Chicagoland

Members of the ‘100-plus club’ celebrate life, friendships

By Michelle Martin | Staff writer
Wednesday, May 21, 2025

Members of the ‘100-plus club’ celebrate life, friendships

Friends and family gathered to celebrate the 106th birthday of Marie Bertsch, a resident of Ascension Living Resurrection Village, 7262 W Peterson Ave., on May 9, 2025. The party was at the village. (Karen Callaway/Chicago Catholic)
Sally Monsier, 101, talks with Marie Bertsch as friends and family gathered to celebrate Bertsch's 106th birthday at Ascension Living Resurrection Village, 7262 W Peterson Ave., on May 9, 2025. (Karen Callaway/Chicago Catholic)
Bertsch lifts up six fingers while talking about her age of 106. (Karen Callaway/Chicago Catholic)

Put together, the four women gathered in the living room of Marie Bertsch’s apartment at Ascension Living Resurrection Village Senior Living have more than four centuries of life experience. They have lived on farms and behind shops, worked as teachers and computer operators and accounting managers.

The most important thing, they agree, is being active. They volunteer in their senior community, and Bertsch knits hats and other items to be sold for charitable endeavors. They pray the rosary and participate in the Mass celebrated in the Northwest Side community’s chapel, whether in person or via closed-circuit television.

They sit together and talk to each other “about everything,” said the youngest, Olga Hikido, 100. “Religion, politics, our families, the food here.”

“The pope,” added Bertsch, who was raised in Augustinian-run St. Clare of Montefalco Parish on the Southwest Side.

All four live in the independent living section of the development, said Judy Reyes, the community’s director of spiritual services, and are members of the informal “100-plus club.”

The eldest, Bertsch, is 106 years old. She worked as a registered dietitian in Chicago hospitals, and did research for the U.S. government on how best to provide nutrition to military personnel stationed in Alaska. She took flying lessons and earned a pilot’s license, all before serving in the U.S. Navy during World War II as a lieutenant in the supply and disbursements area.

“The boys all loved me,” she joked, “because I did their paychecks.”

She married in 1946 and was sad to be discharged from the Navy — “They didn’t want me anymore,” she said. Bertsch had six children, taught at St. Paul of the Cross in Park Ridge for 24 years, and volunteered for decades at nearby Resurrection Medical Center.

Hikido was born in Chicago and moved with her family to a farm in Michigan when she was 2 years old. She attended a one-room school and was always the only student in her grade, before being accepted at Fennville High School. She picked beans, cranberries and other produce to afford clothes for high school, she said.

Then, when World War II started, she decided to become a nurse, working at Mercy Hospital in Grand Rapids and then for a plastic surgeon who treated children with cleft lips and cleft palates.

After she married in 1947, she stopped working and raised her daughter in Park Ridge, where she volunteered in various areas, including at Resurrection Hospital, as an election judge and meeting babies from Korea who had been adopted by American families at O’Hare International Airport and seeing them on their way.

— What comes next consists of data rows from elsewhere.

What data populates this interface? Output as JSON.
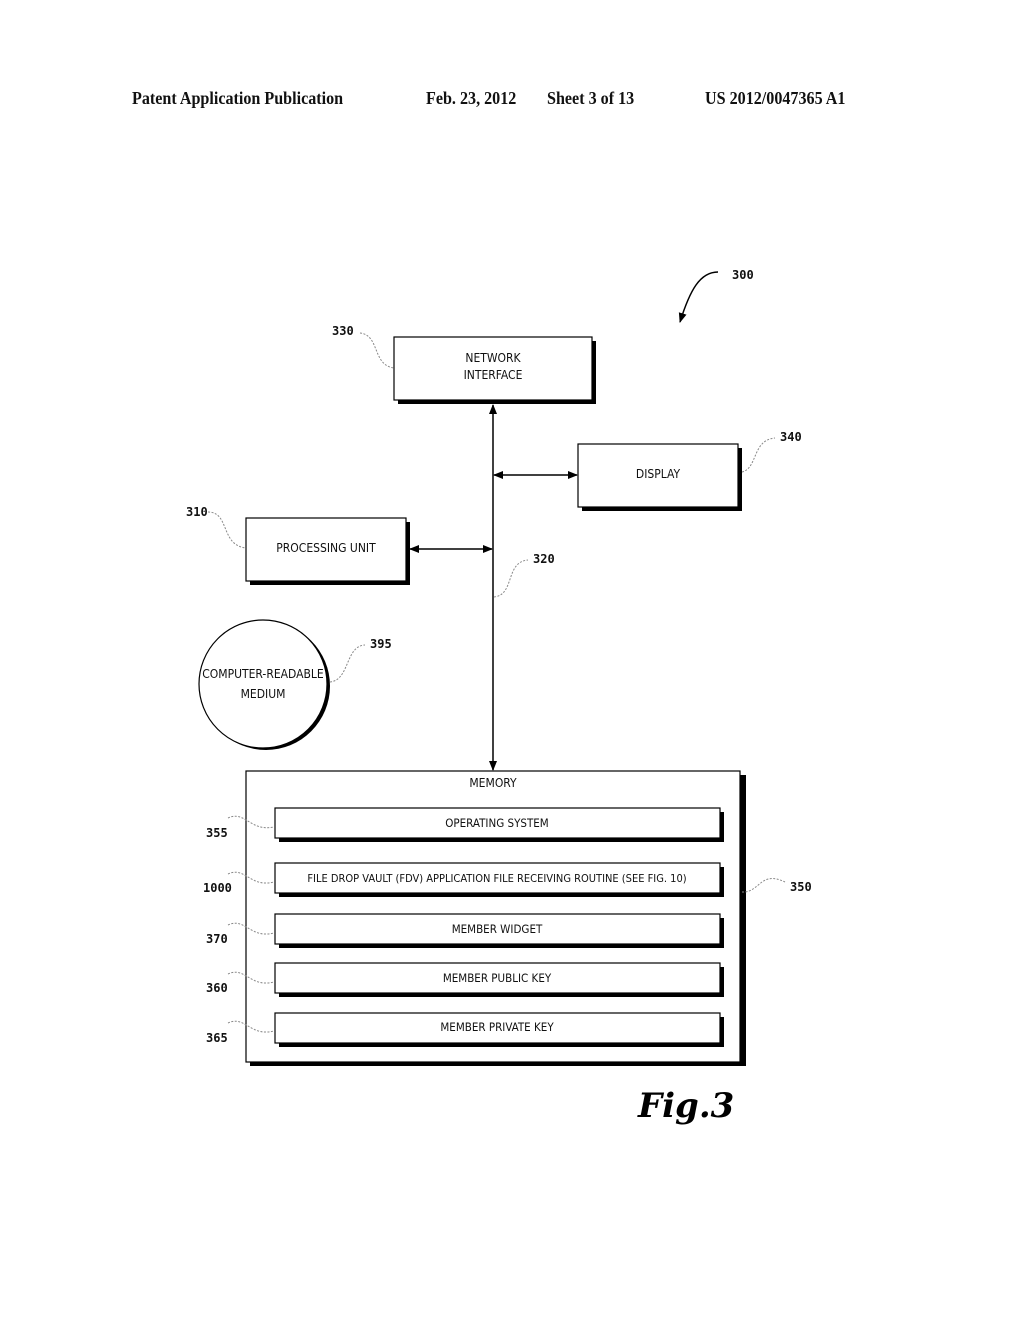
{
  "header": {
    "publication": "Patent Application Publication",
    "date": "Feb. 23, 2012",
    "sheet": "Sheet 3 of 13",
    "number": "US 2012/0047365 A1"
  },
  "diagram": {
    "ref": "300",
    "components": {
      "network_interface": {
        "label_line1": "NETWORK",
        "label_line2": "INTERFACE",
        "ref": "330"
      },
      "display": {
        "label": "DISPLAY",
        "ref": "340"
      },
      "processing_unit": {
        "label": "PROCESSING UNIT",
        "ref": "310"
      },
      "bus": {
        "ref": "320"
      },
      "medium": {
        "label_line1": "COMPUTER-READABLE",
        "label_line2": "MEDIUM",
        "ref": "395"
      },
      "memory": {
        "label": "MEMORY",
        "ref": "350",
        "items": [
          {
            "label": "OPERATING SYSTEM",
            "ref": "355"
          },
          {
            "label": "FILE DROP VAULT (FDV) APPLICATION FILE RECEIVING ROUTINE (SEE FIG. 10)",
            "ref": "1000"
          },
          {
            "label": "MEMBER WIDGET",
            "ref": "370"
          },
          {
            "label": "MEMBER PUBLIC KEY",
            "ref": "360"
          },
          {
            "label": "MEMBER PRIVATE KEY",
            "ref": "365"
          }
        ]
      }
    },
    "figure_label": "Fig.3"
  }
}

“Sometimes that meant getting on a plane with one or two or even three babies,” she said. “I would just get on the plane and say, ‘Who wants to hold a baby?’ And you know what? It was always the men.”

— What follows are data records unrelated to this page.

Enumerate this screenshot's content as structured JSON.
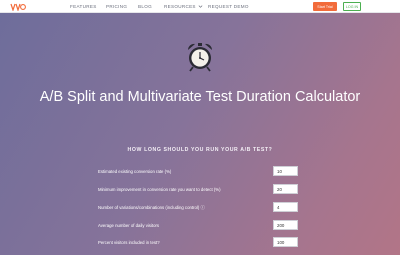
{
  "nav": {
    "links": [
      "FEATURES",
      "PRICING",
      "BLOG",
      "RESOURCES",
      "REQUEST DEMO"
    ],
    "trial_button": "Start Trial",
    "login_button": "LOG IN"
  },
  "hero": {
    "icon": "alarm-clock-icon",
    "title": "A/B Split and Multivariate Test Duration Calculator",
    "subtitle": "HOW LONG SHOULD YOU RUN YOUR A/B TEST?"
  },
  "form": {
    "fields": [
      {
        "label": "Estimated existing conversion rate (%)",
        "value": "10"
      },
      {
        "label": "Minimum improvement in conversion rate you want to detect (%)",
        "value": "20"
      },
      {
        "label": "Number of variations/combinations (including control) ⓘ",
        "value": "4"
      },
      {
        "label": "Average number of daily visitors",
        "value": "200"
      },
      {
        "label": "Percent visitors included in test?",
        "value": "100"
      }
    ]
  },
  "colors": {
    "accent_orange": "#f26b3a",
    "login_green": "#4caf50",
    "gradient_start": "#6e6d9b",
    "gradient_end": "#b27587"
  }
}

Sally Monsier, 101, is the newcomer of the group, having lived in Resurrection Village for eight years.

“I have a dull life compared to everyone else,” she said, before explaining that she was born in Chicago to Italian immigrant parents. Her father owned a shoe repair shop, and the family lived behind the shop until she started high school, when they got their first apartment.

“That was the first time I took a bath,” she said. “We never had a tub behind the shop. There was just the sink.”

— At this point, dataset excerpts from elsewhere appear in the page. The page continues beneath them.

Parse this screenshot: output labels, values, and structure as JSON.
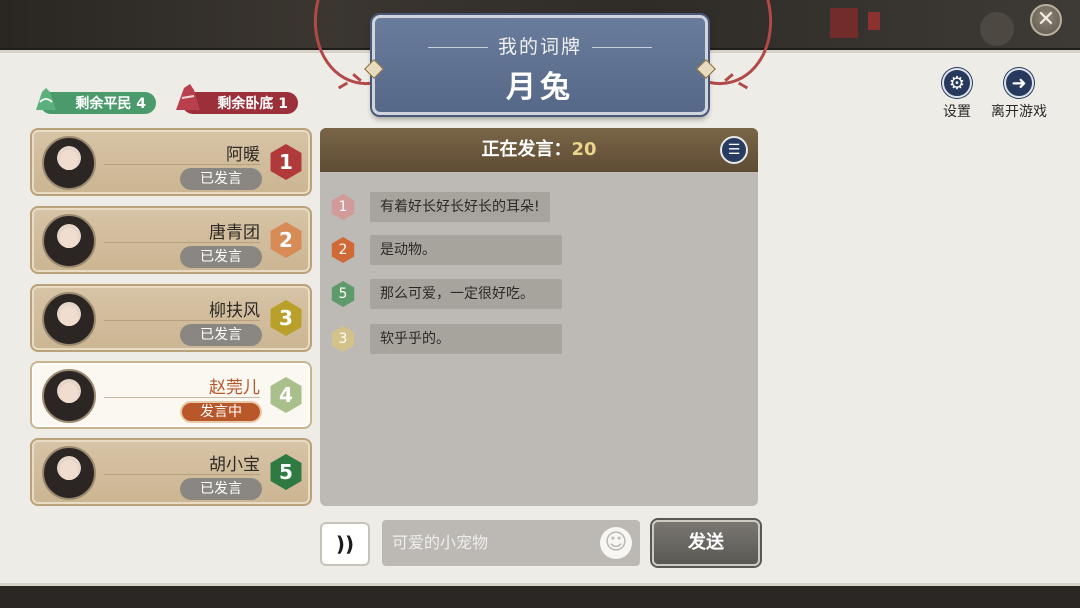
{
  "word_card": {
    "subtitle": "我的词牌",
    "word": "月兔"
  },
  "remaining": {
    "civilians": "剩余平民 4",
    "undercover": "剩余卧底 1",
    "civilian_color": "#4a9a6c",
    "undercover_color": "#9b2f3a"
  },
  "top_actions": {
    "settings": "设置",
    "leave": "离开游戏"
  },
  "players": [
    {
      "name": "阿暖",
      "status": "已发言",
      "number": "1",
      "color": "#b03a3a",
      "active": false
    },
    {
      "name": "唐青团",
      "status": "已发言",
      "number": "2",
      "color": "#d98b57",
      "active": false
    },
    {
      "name": "柳扶风",
      "status": "已发言",
      "number": "3",
      "color": "#b8a02a",
      "active": false
    },
    {
      "name": "赵莞儿",
      "status": "发言中",
      "number": "4",
      "color": "#a9c08d",
      "active": true
    },
    {
      "name": "胡小宝",
      "status": "已发言",
      "number": "5",
      "color": "#2f7a43",
      "active": false
    }
  ],
  "chat": {
    "title_prefix": "正在发言：",
    "timer": "20",
    "messages": [
      {
        "number": "1",
        "text": "有着好长好长好长的耳朵!",
        "color": "#d39a9a"
      },
      {
        "number": "2",
        "text": "是动物。",
        "color": "#cf6a36"
      },
      {
        "number": "5",
        "text": "那么可爱，一定很好吃。",
        "color": "#5f9a6a"
      },
      {
        "number": "3",
        "text": "软乎乎的。",
        "color": "#d3c38a"
      }
    ]
  },
  "input": {
    "value": "可爱的小宠物",
    "send_label": "发送"
  }
}
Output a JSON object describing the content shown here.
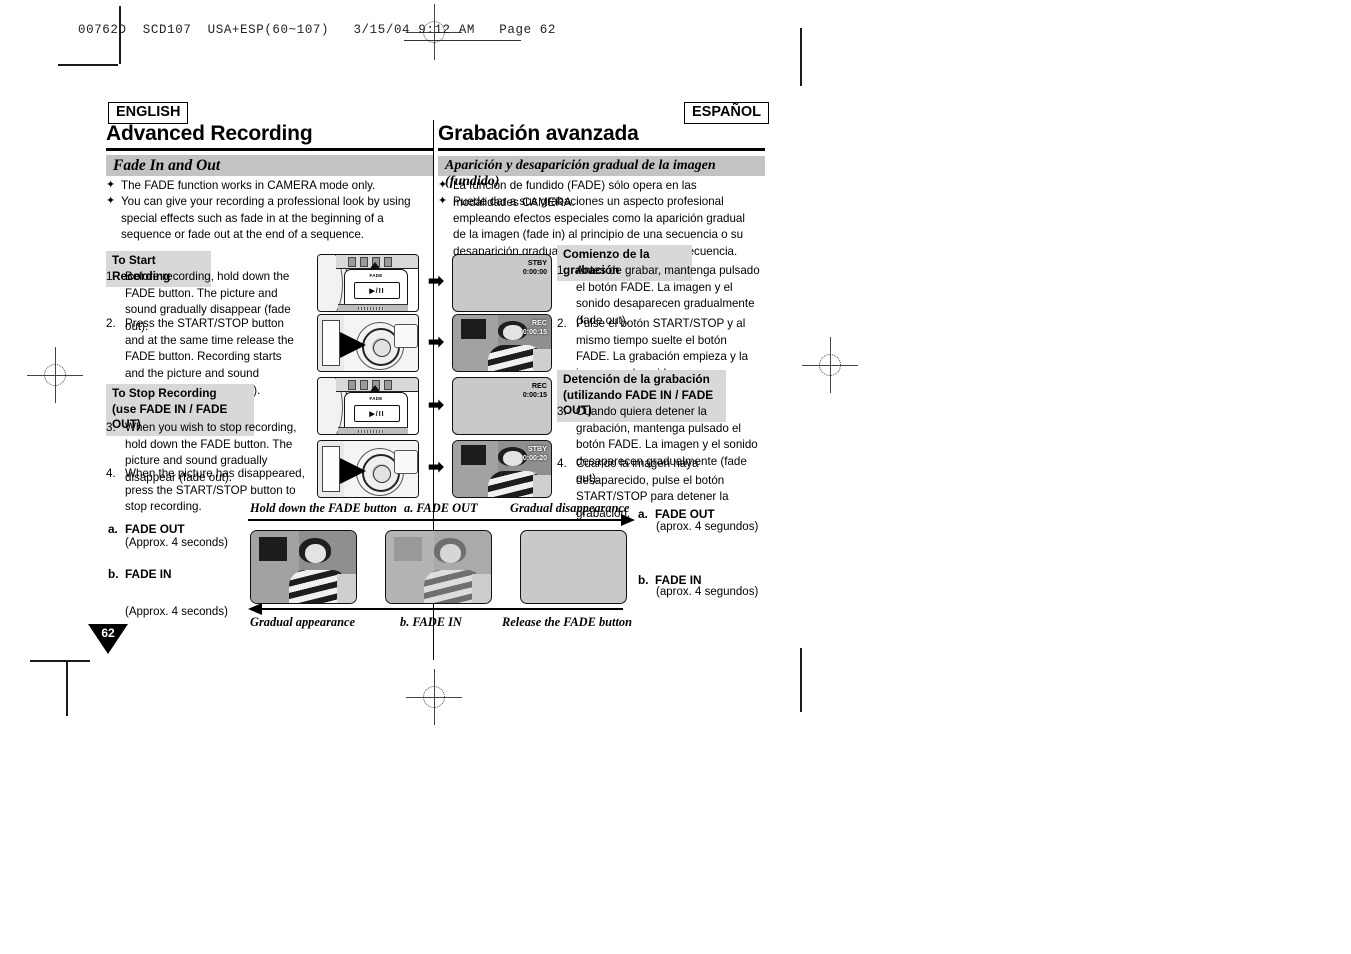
{
  "print_marks": {
    "proof_header": "00762D  SCD107  USA+ESP(60~107)   3/15/04 9:12 AM   Page 62"
  },
  "page": {
    "number": "62"
  },
  "left_column": {
    "language_tag": "ENGLISH",
    "title": "Advanced Recording",
    "section_heading": "Fade In and Out",
    "bullets": [
      "The FADE function works in CAMERA mode only.",
      "You can give your recording a professional look by using special effects such as fade in at the beginning of a sequence or fade out at the end of a sequence."
    ],
    "start_recording": {
      "heading": "To Start Recording",
      "steps": [
        {
          "num": "1.",
          "text": "Before recording, hold down the FADE button. The picture and sound gradually disappear (fade out)."
        },
        {
          "num": "2.",
          "text": "Press the START/STOP button and at the same time release the FADE button. Recording starts and the picture and sound gradually appear (fade in)."
        }
      ]
    },
    "stop_recording": {
      "heading_line1": "To Stop Recording",
      "heading_line2": "(use FADE IN / FADE OUT)",
      "steps": [
        {
          "num": "3.",
          "text": "When you wish to stop recording, hold down the FADE button. The picture and sound gradually disappear (fade out)."
        },
        {
          "num": "4.",
          "text": "When the picture has disappeared, press the START/STOP button to stop recording."
        }
      ]
    },
    "fade_legend": [
      {
        "key": "a.",
        "label": "FADE OUT",
        "note": "(Approx. 4 seconds)"
      },
      {
        "key": "b.",
        "label": "FADE IN",
        "note": "(Approx. 4 seconds)"
      }
    ]
  },
  "right_column": {
    "language_tag": "ESPAÑOL",
    "title": "Grabación avanzada",
    "section_heading": "Aparición y desaparición gradual de la imagen (fundido)",
    "bullets": [
      "La función de fundido (FADE) sólo opera en las modalidades CAMERA.",
      "Puede dar a sus grabaciones un aspecto profesional empleando efectos especiales como la aparición gradual de la imagen (fade in) al principio de una secuencia o su desaparición gradual (fade out) al final de la secuencia."
    ],
    "start_recording": {
      "heading": "Comienzo de la grabación",
      "steps": [
        {
          "num": "1.",
          "text": "Antes de grabar, mantenga pulsado el botón FADE. La imagen y el sonido desaparecen gradualmente (fade out)."
        },
        {
          "num": "2.",
          "text": "Pulse el botón START/STOP y al mismo tiempo suelte el botón FADE. La grabación empieza y la imagen y el sonido aparecen gradualmente (fade in)."
        }
      ]
    },
    "stop_recording": {
      "heading_line1": "Detención de la grabación",
      "heading_line2": "(utilizando FADE IN / FADE OUT)",
      "steps": [
        {
          "num": "3.",
          "text": "Cuando quiera detener la grabación, mantenga pulsado el botón FADE. La imagen y el sonido desaparecen gradualmente (fade out)."
        },
        {
          "num": "4.",
          "text": "Cuando la imagen haya desaparecido, pulse el botón START/STOP para detener la grabación."
        }
      ]
    },
    "fade_legend": [
      {
        "key": "a.",
        "label": "FADE OUT",
        "note": "(aprox. 4 segundos)"
      },
      {
        "key": "b.",
        "label": "FADE IN",
        "note": "(aprox. 4 segundos)"
      }
    ]
  },
  "illustrations": {
    "camcorder_fade_button_label": "FADE",
    "camcorder_fade_key_glyph": "▶/II",
    "step_arrow_glyph": "➡",
    "lcd_screens": [
      {
        "status": "STBY",
        "timecode": "0:00:00",
        "has_image": false
      },
      {
        "status": "REC",
        "timecode": "0:00:15",
        "has_image": true
      },
      {
        "status": "REC",
        "timecode": "0:00:15",
        "has_image": false
      },
      {
        "status": "STBY",
        "timecode": "0:00:20",
        "has_image": true
      }
    ],
    "top_flow_captions": [
      "Hold down the FADE button",
      "a. FADE OUT",
      "Gradual disappearance"
    ],
    "bottom_flow_captions": [
      "Gradual appearance",
      "b. FADE IN",
      "Release the FADE button"
    ]
  }
}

Married in 1947, she raised three daughters and volunteered at the hospital, among other things.

Lorraine Covarrubias, 104, has spent a total of 21 years at Resurrection Village, although she moved away twice and then returned. The daughter of a farrier and seamstress, she married and had two sons before divorcing her first husband.

She started working, learned to be an IBM keypunch operator, and then worked her way up to supervising payroll for an insurance company that owned a bank and did payroll for its own employees as well as 34 other businesses.

She was already working when she met a man from Mexico. She was at a bar with coworkers for pre-holiday after-work drinks, and the man kissed her cheek under the mistletoe. When she found out he had nowhere to go for Christmas, she invited him to share the holiday with her and her boys.

Four and a half years later, they married.

“I have such wonderful memories with him,” she said. “We traveled so much.”

Covarrubias and Monsier lead bingo in the community, and Covarrubias used to lead a social club there. It disbanded after she retired as president in 2016 “because I was getting old.”